Illinois Coach John Mackovic says taking his team to the Soviet Union to play in 1989 could be the first step to achieving one of his goals in football.

"One of the things I've always dreamed of is to take American-style football around the world," Mackovic said Tuesday.He said he was excited that the Illini were selected to meet Southern California in the first U.S. collegiate football game in the Soviet Union: the Glasnost Bowl.

Mackovic called the Sept. 2, 1989 game the "chance of a lifetime" for the athletes who will play in Moscow's 50,000-seat Dynamo Stadium.

"As a participant in the Glasnost Bowl, it is our hope that Illinois can be an example of what the finest in collegiate athletics is all about," said Mackovic, a former National Football League coach in his first season at Illinois.

The announcement was made Tuesday in Washington by Raycom International, the sports syndication company that is producing the Glasnost Bowl.

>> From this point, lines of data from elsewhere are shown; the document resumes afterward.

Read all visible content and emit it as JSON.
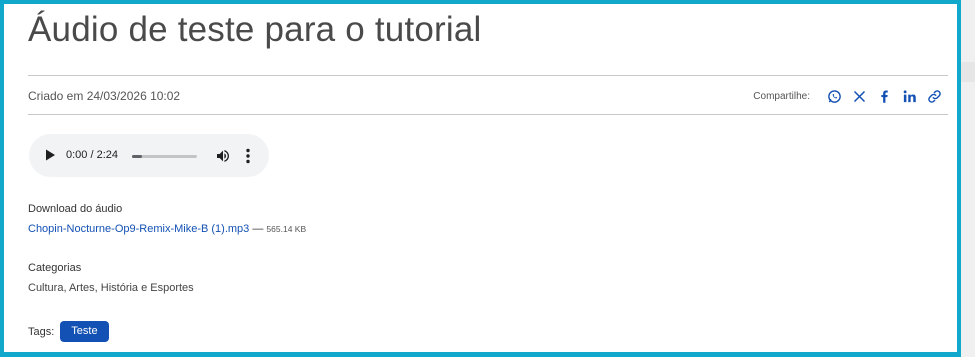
{
  "article": {
    "title": "Áudio de teste para o tutorial",
    "created": "Criado em 24/03/2026 10:02"
  },
  "share": {
    "label": "Compartilhe:",
    "icons": [
      "whatsapp-icon",
      "x-icon",
      "facebook-icon",
      "linkedin-icon",
      "link-icon"
    ],
    "icon_color": "#1351b4"
  },
  "player": {
    "time": "0:00 / 2:24",
    "progress": 0.0
  },
  "download": {
    "heading": "Download do áudio",
    "filename": "Chopin-Nocturne-Op9-Remix-Mike-B (1).mp3",
    "separator": " — ",
    "size": "565.14 KB"
  },
  "categories": {
    "heading": "Categorias",
    "value": "Cultura, Artes, História e Esportes"
  },
  "tags": {
    "label": "Tags:",
    "items": [
      "Teste"
    ]
  },
  "colors": {
    "frame": "#11a8cc",
    "accent": "#1351b4"
  }
}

It will be televised worldwide and will be carried by ABC-TV in the United States, Raycom officials said.

Karol Kahrs, the interim athletic director, said Illinois will have to drop one home game from its schedule in 1989 in order to compete in Moscow, probably the Sept. 9 contest with Cincinnati.

She said Illinois would be reimbursed for expenses of playing in the Glasnost Bowl, including lost revenue from the canceled home game, but "I don't think it is a make-money proposition."

Dick Schultz, executive director of the NCAA, said having two U.S. college football teams compete in the Soviet Union could "open the way for increased cooperation and mutual exchange of important cultural activities."

The first Glasnost Bowl will follow the Rose Bowl tradition of matching teams from the Pacific 10 and Big Ten conferences.